Austin has been presented with a unique opportunity to build a medical school “from the ground up,” state Sen. Kirk Watson, D-Austin said March 12 during a SXSW Interactive panel.

Mini Kahlor, vice dean of partnerships and strategy for the University of Texas Dell Medical School, defined the new medical school’s vision as changing the entire business of health care at the Smart City: The Austin Opportunity For Health panel.

According to the UT website, the school is on schedule to begin holding classes in June.

Kirk Watson - Smart Cities State Senator Kirk Watson (D-Austin) said the new Dell Medical School at the University of Texas has a unique opportunity to improve the health of the Central Texas region.[/caption]

“The core element of [the school] is to actually change the business model for health and health care, because we believe that if you don’t change the financial incentives of the system we have, nothing else will change,” Kahlor said.
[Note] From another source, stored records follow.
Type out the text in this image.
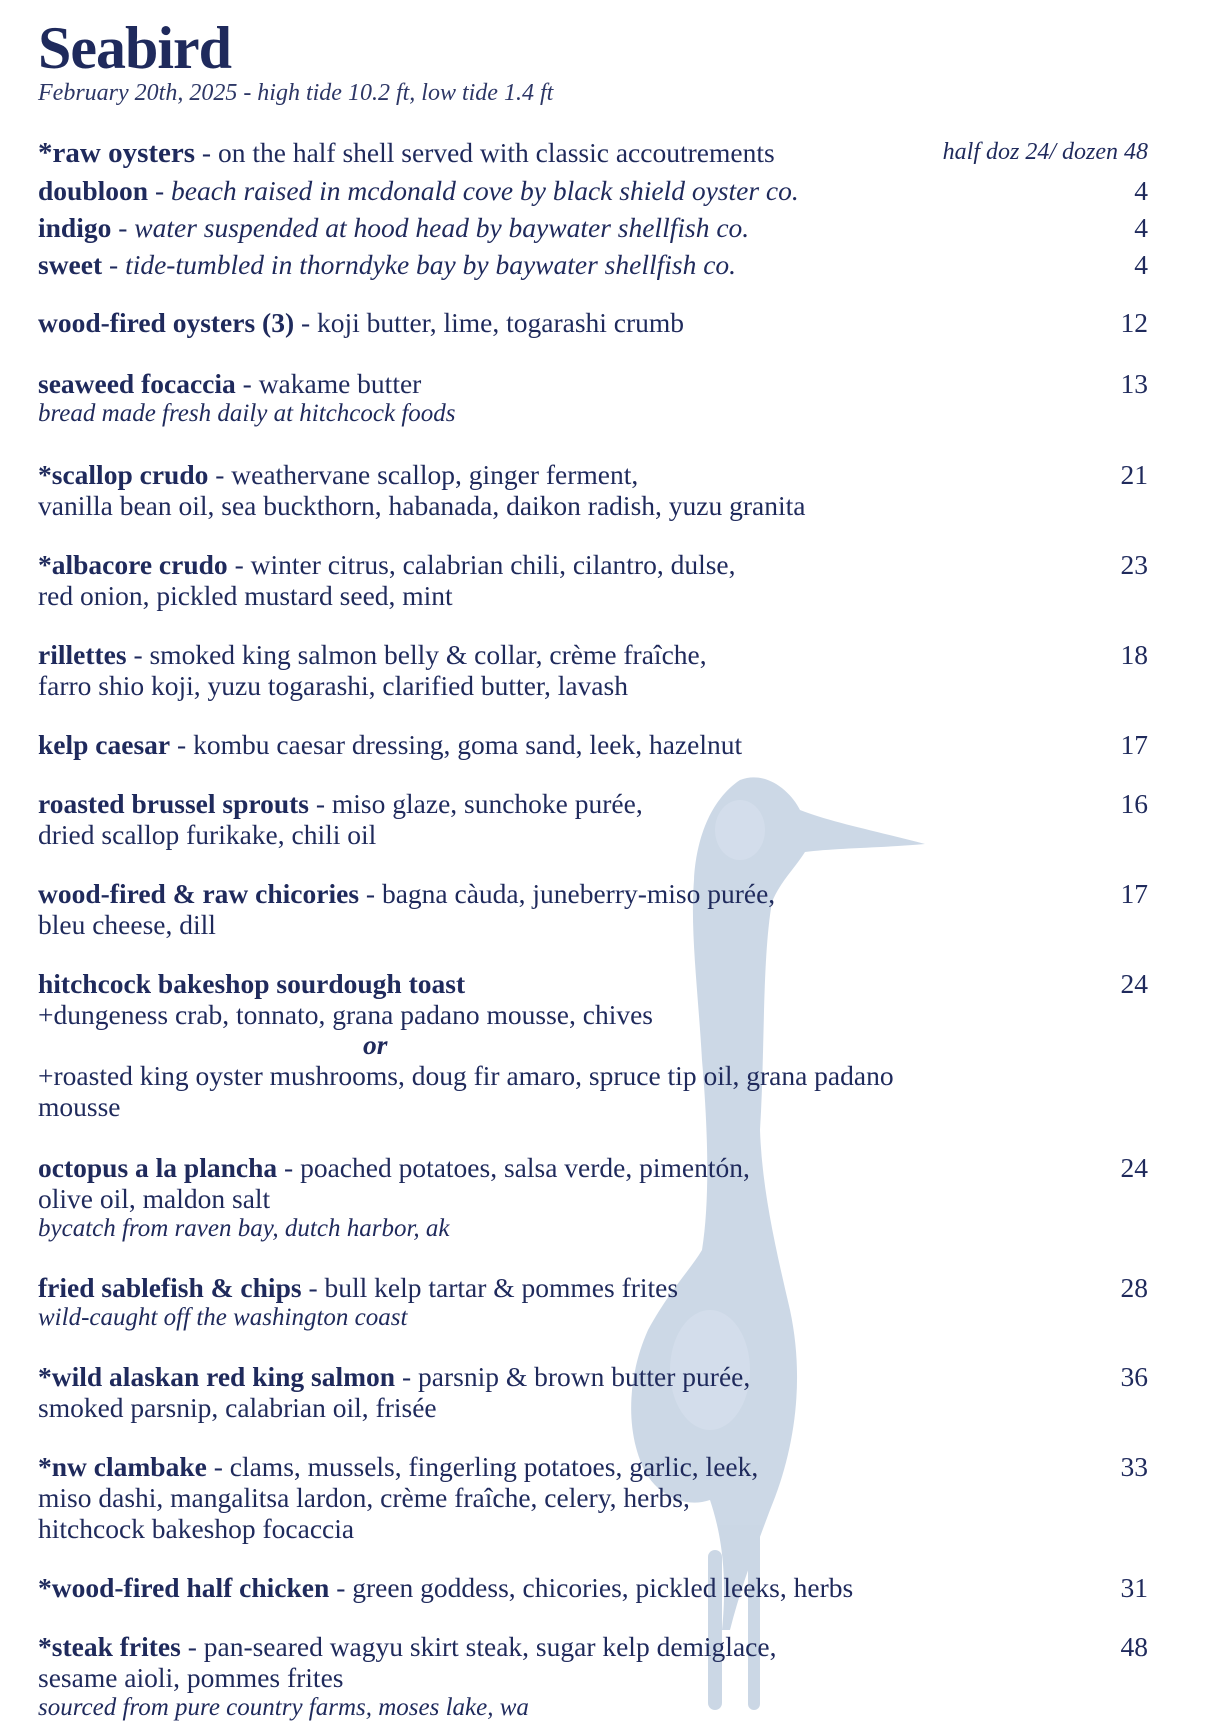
Seabird
February 20th, 2025 - high tide 10.2 ft, low tide 1.4 ft
*raw oysters - on the half shell served with classic accoutrements	half doz 24/ dozen 48
doubloon - beach raised in mcdonald cove by black shield oyster co.	4
indigo - water suspended at hood head by baywater shellfish co.	4
sweet - tide-tumbled in thorndyke bay by baywater shellfish co.	4
wood-fired oysters (3) - koji butter, lime, togarashi crumb	12
seaweed focaccia - wakame butter
bread made fresh daily at hitchcock foods
13
*scallop crudo - weathervane scallop, ginger ferment,
vanilla bean oil, sea buckthorn, habanada, daikon radish, yuzu granita
21
*albacore crudo - winter citrus, calabrian chili, cilantro, dulse,
red onion, pickled mustard seed, mint
23
rillettes - smoked king salmon belly & collar, crème fraîche,
farro shio koji, yuzu togarashi, clarified butter, lavash
18
kelp caesar - kombu caesar dressing, goma sand, leek, hazelnut	17
roasted brussel sprouts - miso glaze, sunchoke purée,
dried scallop furikake, chili oil
16
wood-fired & raw chicories - bagna càuda, juneberry-miso purée,
bleu cheese, dill
17
hitchcock bakeshop sourdough toast
+dungeness crab, tonnato, grana padano mousse, chives
or
+roasted king oyster mushrooms, doug fir amaro, spruce tip oil, grana padano
mousse
24
octopus a la plancha - poached potatoes, salsa verde, pimentón,
olive oil, maldon salt
bycatch from raven bay, dutch harbor, ak
24
fried sablefish & chips - bull kelp tartar & pommes frites
wild-caught off the washington coast
28
*wild alaskan red king salmon - parsnip & brown butter purée,
smoked parsnip, calabrian oil, frisée
36
*nw clambake - clams, mussels, fingerling potatoes, garlic, leek,
miso dashi, mangalitsa lardon, crème fraîche, celery, herbs,
hitchcock bakeshop focaccia
33
*wood-fired half chicken - green goddess, chicories, pickled leeks, herbs	31
*steak frites - pan-seared wagyu skirt steak, sugar kelp demiglace,
sesame aioli, pommes frites
sourced from pure country farms, moses lake, wa
48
Improving health within Austin is a far-reaching effort that includes improving facilities and health care practices, ensuring better access to healthy food and improving transportation and transit options, she said.

Although the city and the school have a great opportunity to advance the health of the region, Kahlor said there are a few challenges that exist in the area.

“Some of the stats for Austin are exceptional in ways that are not great,” she said.

City of Austin and Travis County residents have a higher educational attainment than the state average, but poverty in the city is a challenge facing health care and a variety of other service providers, she said.
“The concept of health care and being healthy is far more fundamental, I believe, to affordability to a community than is just property taxes.”

— State Sen. Kirk Watson, D-Austin

Watson said leaders should widen their focus when discussing topics such as affordability, which he said too often is pigeonholed into a housing issue. Affordability is an even bigger issue when one considers health, he argued.

“‘Can I buy that house that I want?’” Watson said. “That has become the definition of affordability. That’s far too narrow. The concept of health care and being healthy is far more fundamental, I believe, to affordability to a community than is just property taxes.”

Watson gave the example of an Austin resident with diabetes who is unable to afford blood sugar monitoring or insulin.

“That has an impact on their ability to work,” he said. “It has an impact on their spouse or others they’re helping with. That makes a difference in affordability. Being healthy plays a role in what they can afford to do in the community.”

Beto Lopez, co-founder and managing director of the Design Institute for Health at UT, said one of the unique factors about the new medical school will be its ability to pivot and evolve with the community.

Lopez said the school must be willing to learn and implement strategies that work while scuttling those that do not. In that way Dell will better be able serve each segment of the community.

“I think the willingness for the medical school to embrace change and to learn is probably one of the most important qualities to be able to anticipate how we can continue to strive to deliver care for everyone in the community—not just the poor or the rich, but everybody,” Lopez said.

Kahlor said the Health Transformation Building, one part of the new school, will focus on implementing sustainable, innovative practices within health care. Key to that innovation: inclusion.

“I would say the heart of the innovation in the Health Transformation Building—and we don’t have all the answers, it’s something we’re figuring out—is that the doors need to be open for everyone,” she said. “We want cutting-edge care, fantastic systems and, once you walk through that door, everything is forgotten about who is paying your bill, and you become a person who gets top-notch care. That is the target.”